Leider wurde auch bei der Eröffnung der Tagung mein Antrag, den Verhandlungsstand des Freihandelsabkommens EU-Mercosur auf die Tagesordnung der Plenartagungswoche zu setzen, abgelehnt. Die Folgen des Abkommens – für den Regenwald, für die Entwicklung Südamerikas, für die Indigenen, für Verbraucher*innen in Europa – müssen öffentlich und transparent diskutiert werden. Eine Debatte im Europäischen Parlament sowie die permanente und umfassende Information der Abgeordneten zum Verhandlungsstand wären wichtige Schritte in diese Richtung, auch wie künftig real das wichtige Beziehungsgeflecht der EU mit dem lateinamerikanischen Staatenblock, noch vor dem Anfang Juli in Brüssel stattfindenden CELAC Gipfel, ausgestaltet werden sollte.

Apropos Handelsabkommen. In der kommenden Woche werde ich mit einer Delegation des Handelsausschusses des Europaparlaments nach Indonesien reisen. Die Bedeutung Südostasiens, der ASEAN-Gruppe und Indonesiens im globalen Handels- und Wirtschaftsgeflecht kann kaum überschätzt werden. Daher stehen bei unserer Reise auch zahlreiche Treffen mit Politik, Wirtschaft und nicht zuletzt Gewerkschaften auf der Tagesordnung.

Mehr dazu können Sie wie stets unten lesen.

Ihr

Helmut Scholz

19. bis 21. Juni: Delegationsreise des Handelsausschusses (INTA) nach Indonesien

Vom Montag bis Mittwoch wird eine Delegation des Handelsausschusses des Europaparlaments (INTA), der Vertreter*innen verschiedener Fraktionen angehören, Gespräche in Indonesien führen. Vorgesehen sind unter anderem Treffen mit Vertreter*innen von Wirtschaftsverbänden Indonesiens und aus dem ASEAN-Bereich, von Gewerkschaften und zivilgesellschaftlichen Organisationen. Ebenso wird es Begegnungen mit Ministern der indonesischen Regierung und Abgeordneten des Parlaments des größten muslimischen Staates der Erde geben.

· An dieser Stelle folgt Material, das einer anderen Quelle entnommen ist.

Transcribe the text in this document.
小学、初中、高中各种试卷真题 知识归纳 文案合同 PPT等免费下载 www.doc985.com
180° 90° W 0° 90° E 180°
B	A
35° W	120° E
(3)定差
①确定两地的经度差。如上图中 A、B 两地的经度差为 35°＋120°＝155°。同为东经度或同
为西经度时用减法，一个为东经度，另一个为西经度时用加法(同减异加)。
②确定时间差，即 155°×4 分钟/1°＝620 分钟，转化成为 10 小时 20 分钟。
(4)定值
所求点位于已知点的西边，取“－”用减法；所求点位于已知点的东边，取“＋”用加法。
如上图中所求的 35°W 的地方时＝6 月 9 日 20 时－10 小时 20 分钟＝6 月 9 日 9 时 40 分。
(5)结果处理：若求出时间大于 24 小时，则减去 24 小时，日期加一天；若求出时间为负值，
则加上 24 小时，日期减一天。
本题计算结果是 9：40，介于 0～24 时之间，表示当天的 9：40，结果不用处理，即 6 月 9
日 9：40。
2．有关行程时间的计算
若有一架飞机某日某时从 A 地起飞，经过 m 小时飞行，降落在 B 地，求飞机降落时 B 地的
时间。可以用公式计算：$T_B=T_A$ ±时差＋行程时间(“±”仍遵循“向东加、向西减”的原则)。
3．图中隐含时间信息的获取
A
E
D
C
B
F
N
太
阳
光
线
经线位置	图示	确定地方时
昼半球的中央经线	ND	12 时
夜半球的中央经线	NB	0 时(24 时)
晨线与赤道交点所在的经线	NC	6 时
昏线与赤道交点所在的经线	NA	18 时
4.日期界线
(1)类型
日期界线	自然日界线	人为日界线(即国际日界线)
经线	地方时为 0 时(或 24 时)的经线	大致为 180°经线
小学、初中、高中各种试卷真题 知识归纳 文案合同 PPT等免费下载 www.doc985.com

Indonesien ist mit seinen 276 Millionen Einwohner*innen das viert bevölkerungsreichste Land der Welt und der weltgrößte Inselstaat; 87 Prozent der Bevölkerung sind Muslime. Zugleich ist Indonesien die größte und eine der am schnellsten wachsenden Volkswirtschaften Südostasiens – über ein Drittel des Bruttoinlandproduktes des ASEAN-Raums werden hier erwirtschaftet. Die Region ist zudem der zweitgrößte Absatzmarkt der EU. Also ziemlich viele Rekordwerte. Auch politisch ein wichtiger Partnerstaat: Als Mitglied der G20 hatte Indonesien 2022 die Präsidentschaft dieser Staatengruppe inne.

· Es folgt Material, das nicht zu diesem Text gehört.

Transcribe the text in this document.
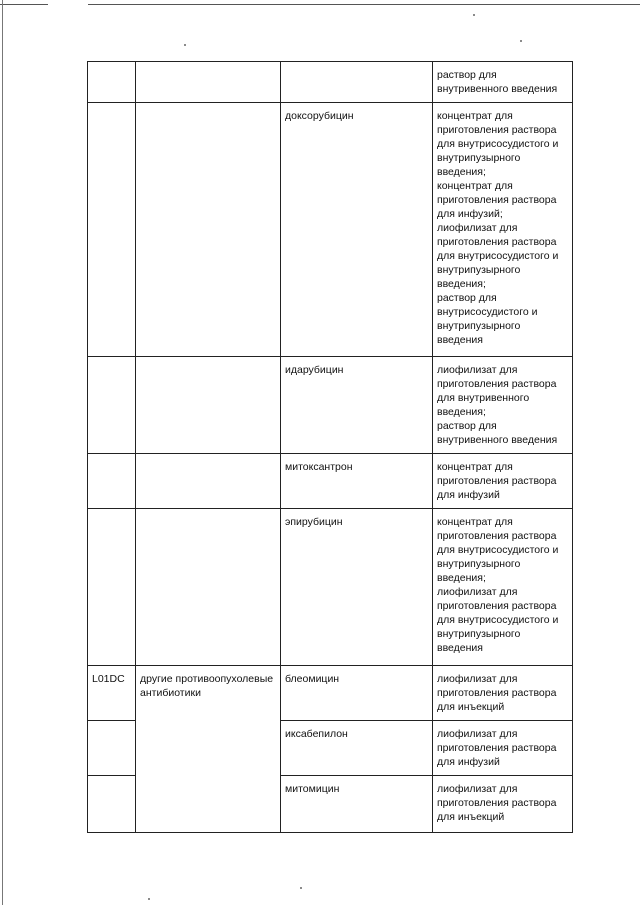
			раствор для внутривенного введения

		доксорубицин	концентрат для приготовления раствора для внутрисосудистого и внутрипузырного введения;
концентрат для приготовления раствора для инфузий;
лиофилизат для приготовления раствора для внутрисосудистого и внутрипузырного введения;
раствор для внутрисосудистого и внутрипузырного введения

		идарубицин	лиофилизат для приготовления раствора для внутривенного введения;
раствор для внутривенного введения

		митоксантрон	концентрат для приготовления раствора для инфузий

		эпирубицин	концентрат для приготовления раствора для внутрисосудистого и внутрипузырного введения;
лиофилизат для приготовления раствора для внутрисосудистого и внутрипузырного введения

L01DC	другие противоопухолевые антибиотики	блеомицин	лиофилизат для приготовления раствора для инъекций

		иксабепилон	лиофилизат для приготовления раствора для инфузий

		митомицин	лиофилизат для приготовления раствора для инъекций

Auch das ASEAN-Sekretariat hat seinen Sitz in der indonesischen Hauptstadt Jakarta. Die Beziehungen zwischen der EU und der ASEAN gehen auf das Jahr 1977 zurück, als die offiziellen "Dialogbeziehungen" aufgenommen wurden. Im Jahr 2020 erreichten die EU und ASEAN einen wichtigen Meilenstein in ihren langjährigen Beziehungen, als sie Strategische Partner wurden und damit auch regelmäßige Gipfeltreffen stattfinden.

Zum Verbund der südostasiatischen Staaten ASEAN gehören zehn südostasiatische Staaten und als Beobachter zusätzlich Osttimor. In der EU war ursprünglich vor Jahren geplant, den bilateralen Ansatz eines Region-zu-Region-Freihandelsabkommens zwischen beiden Regionen zu verfolgen. Es scheiterte einerseits an der Erkenntnis, dass man mit der Militärdiktatur des ASEAN-Mitglieds Myanmar kein Abkommen durch Rat und Parlament der EU bringen würde. Und andererseits waren und sind die wirtschaftlichen und regional-politischen zwischen den einzelnen Staaten des ASEAN doch sehr gravierend, was bi-regionale Standard-Setzungen schwierig gestaltet.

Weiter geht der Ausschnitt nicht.